Hal tersebut, kata kedua analis Samuel Sekuritas, mengimplikasikan cadangan batu bara USD1,15/metrik ton (MT). “[Ini] jauh lebih rendah dari perusahaan peers terdekat, ADRO (USD5,63/mt) dan ITMG (USD6,73/mt,” kata analis Samuel.
Samuel memproyeksikan BUMI akan menghasilkan EBITDA tahunan sebesar USD 492juta dalam proyeksi tahun penuh 2022 dan USD 456 juta di proyeksi tahun penuh 2023. Hal tersebut, kata Samuel Sekuritas, dengan asumsi harga batu bara tetap di atas USD 400/ton untuk sisa tahun ini.
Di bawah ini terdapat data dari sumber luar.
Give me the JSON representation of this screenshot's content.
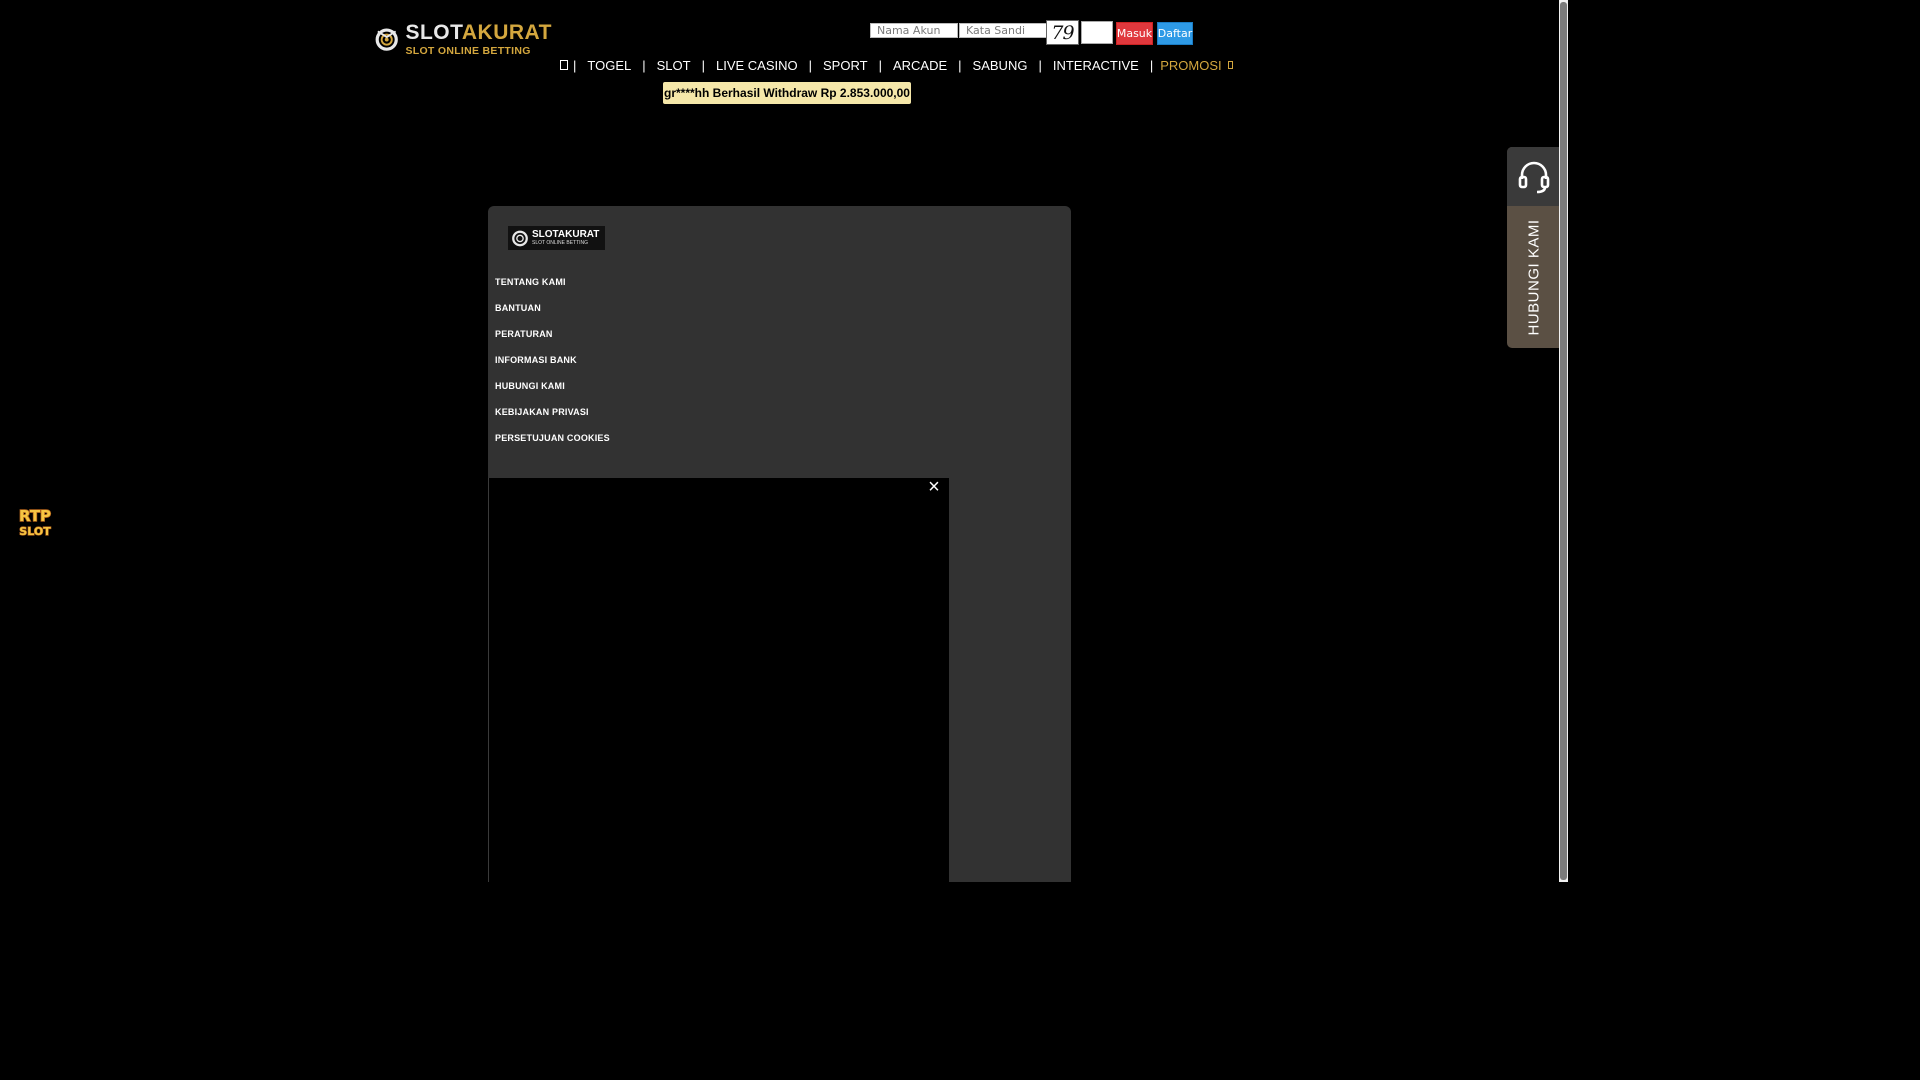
{
  "brand": {
    "name_white": "SLOT",
    "name_gold": "AKURAT",
    "tagline": "SLOT ONLINE BETTING"
  },
  "login": {
    "username_placeholder": "Nama Akun",
    "password_placeholder": "Kata Sandi",
    "captcha": "79",
    "login_label": "Masuk",
    "register_label": "Daftar"
  },
  "nav": {
    "home_icon": "home-icon",
    "items": [
      "TOGEL",
      "SLOT",
      "LIVE CASINO",
      "SPORT",
      "ARCADE",
      "SABUNG",
      "INTERACTIVE"
    ],
    "promo_label": "PROMOSI",
    "separator": "|"
  },
  "notice": {
    "text": "gr****hh Berhasil Withdraw Rp 2.853.000,00"
  },
  "footer_panel": {
    "logo_name": "SLOTAKURAT",
    "logo_tagline": "SLOT ONLINE BETTING",
    "links": [
      "TENTANG KAMI",
      "BANTUAN",
      "PERATURAN",
      "INFORMASI BANK",
      "HUBUNGI KAMI",
      "KEBIJAKAN PRIVASI",
      "PERSETUJUAN COOKIES"
    ]
  },
  "popup": {
    "close_glyph": "×"
  },
  "contact_tab": {
    "label": "HUBUNGI KAMI",
    "icon": "headset-icon"
  },
  "rtp_badge": {
    "line1": "RTP",
    "line2": "SLOT"
  },
  "colors": {
    "background": "#000000",
    "gold": "#d4a73e",
    "panel": "#323232",
    "notice_bg": "#f5e7a9",
    "login_button": "#e0383d",
    "register_button": "#2e9ae6",
    "contact_tab": "#5b5044"
  }
}
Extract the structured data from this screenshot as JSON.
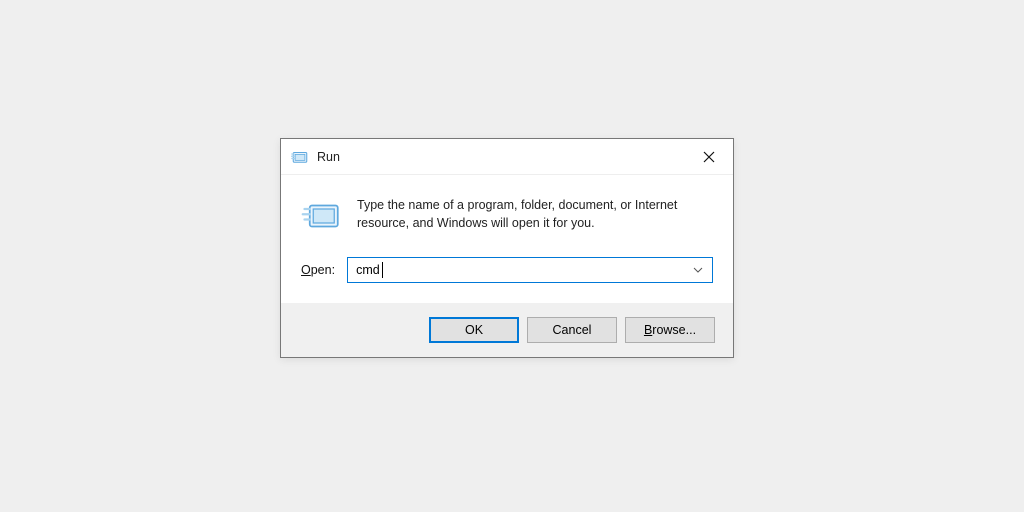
{
  "dialog": {
    "title": "Run",
    "description": "Type the name of a program, folder, document, or Internet resource, and Windows will open it for you.",
    "open_label_prefix": "O",
    "open_label_rest": "pen:",
    "input_value": "cmd",
    "buttons": {
      "ok": "OK",
      "cancel": "Cancel",
      "browse_prefix": "B",
      "browse_rest": "rowse..."
    }
  }
}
“Juga, masuknya investor strategis baru (melalui private placement) akan membantu BUMI meningkatkan GCG [Good Corporate Governance]-nya,” imbuh analis Samuel Sekuritas.
Namun, dalam riset tersebut, analis Samuel mengatakan, pihaknya tidak memasukkan aksi korporasi private placement dalam perhitungan valuasi saham BUMI. Ini karena masih menunggu restu pemegang saham dalam Rapat Umu Pemegang Saham Luar Biasa (RUPSLB) pada 11 Oktober mendatang.
“Namun demikian, menurut perhitungan kami, NPR [private placement] akan meningkatkan nilai perusahaan menjadi USD 3,7 miliar (USD 1,49/mt cadangan batubara) dari USD 2,9 miliar (USD 1,15/mt cadangan batubara),” jelas analis Samuel.
Adapun, menurut catatan analis tersebut, risiko utama dari rekomendasi riset di atas adalah soal harga batu bara yang lebih rendah dari perkiraan dan penurunan produksi.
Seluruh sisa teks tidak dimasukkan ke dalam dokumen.